Facebook Friend Requests…Without The Introductions
It’s something that is bound to happen regardless of whether you like it or not. People are going to find you and they are going to send you a friend request. I am sure everyone could probably attest to receiving a rather awkward friend request that puts them in a “Do I accept?” dilemma. And when I say awkward, I mean that the friend request is from someone you already know, your only problem is whether or not you want to allow that person in your space. This list includes parents, teachers, neighbors, co-workers, schoolmates, exes, stalkers etc.
If you thought that was traumatic, wait till you get a friend request from someone you hardly even know. Ever scratch your head and ask yourself as you look at that friend request “Where do I know you from again?”. Believe it or not, it happens and by various accounts that I have seen, it is not only awkward, some people are just plain irritated by it. When did it suddenly become appropriate to send a friend request to someone who barely knows you?
For quite some time now, I tend to get way more friend requests than I send out. Out of the couple I get a day or a week, I wouldn’t be surprised if none of them was sent with a personal note indicating how I know the person or why they wanted to be friends. So apparently it’s becoming more and more acceptable to send friend requests without an introduction. Disagree? Am thinking that there are two schools of thought on this one. I describe them below.
If you are like the greater majority of Facebook users that use it to connect with old friends and schoolmates etc, then you have every reason to be worried. You should be worried because either the person that sent you the request sure think they know you or you have a really terrible memory. I’ll be the first one to admit that sometimes am not very good with names.
And then you might be the Facebook user that uses it for networking. Networking can be defined as making connections with someone you don’t already know and benefitting each other. Surprisingly enough, it would then appear that with this school of thought, it would be more acceptable to receive or for that matter send out a friend request without an introduction.
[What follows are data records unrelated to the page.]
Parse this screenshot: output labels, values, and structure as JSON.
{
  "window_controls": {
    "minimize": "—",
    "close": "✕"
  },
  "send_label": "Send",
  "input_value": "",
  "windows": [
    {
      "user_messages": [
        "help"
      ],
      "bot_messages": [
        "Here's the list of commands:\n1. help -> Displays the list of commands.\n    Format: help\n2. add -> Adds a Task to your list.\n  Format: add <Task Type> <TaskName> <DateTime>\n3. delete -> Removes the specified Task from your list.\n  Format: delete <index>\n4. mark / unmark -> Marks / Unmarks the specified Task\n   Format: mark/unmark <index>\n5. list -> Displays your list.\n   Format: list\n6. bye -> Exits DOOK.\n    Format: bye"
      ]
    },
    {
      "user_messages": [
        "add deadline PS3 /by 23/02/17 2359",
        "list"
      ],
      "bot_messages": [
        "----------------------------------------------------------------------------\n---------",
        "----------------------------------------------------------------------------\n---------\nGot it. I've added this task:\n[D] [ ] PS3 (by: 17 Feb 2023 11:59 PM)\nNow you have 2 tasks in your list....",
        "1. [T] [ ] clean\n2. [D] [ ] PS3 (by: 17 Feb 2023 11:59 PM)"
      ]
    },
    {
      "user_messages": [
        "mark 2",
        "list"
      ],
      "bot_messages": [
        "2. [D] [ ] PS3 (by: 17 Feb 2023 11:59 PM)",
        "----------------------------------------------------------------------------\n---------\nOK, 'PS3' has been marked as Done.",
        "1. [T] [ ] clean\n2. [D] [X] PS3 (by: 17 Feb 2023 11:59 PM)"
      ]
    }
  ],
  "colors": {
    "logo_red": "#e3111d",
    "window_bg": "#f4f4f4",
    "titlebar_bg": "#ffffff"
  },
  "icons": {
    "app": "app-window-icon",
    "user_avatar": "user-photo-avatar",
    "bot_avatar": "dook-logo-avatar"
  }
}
The first school of thought would definitely demand that you provide a brief introduction of how you know each other. Granted, the person may assume you both remember each other but to err on the side or caution, it’s best not to assume the person remembers you, but rather introduce yourself one more time. One thing that greatly helps is the “Mutual Friends” feature. You can quickly scan your common friends and conclude since you both know the same 20 friends from high school, you must have gone to high school together as well. A definite no no is a friend request with no introduction, no friends in common and no indication of how the both of you know each other.
On the networking side of the fence, you can’t always expect to know everyone that friends you. This is especially true if you are some celebrity of sorts. Those seeking to be your friend are most likely your fans. If on the other hand you are involved in some form of online work, the people friending you might either be in the same field as you or in a field that complements yours. I have received one such request where we shared 800 friends in common. Now you think to yourself, “Surely, 800 people can’t be wrong, right?” But does that still excuse skipping an introduction?
You may have connected with the person on another social networking platform. I’ve used introductions as simple as “Your Twitter Friend”. There was another person whose book I had read before I even knew they were on Facebook, and I made sure to mentioned that in the introduction. Other kinds of introductions would be include telling them of a teleseminar they presented, a comment they made on a mutal friend’s wall etc
The notion seems to be that even the slightest of introductions goes a long way towards getting your relationship off on the right foot. And be honest in your introductions. I think there are tale tell signs of a cut copy & paste job. Personalize – make the person feel as though you are addressing them and that the message is not just a generic one. Now go out there and make friends, will you?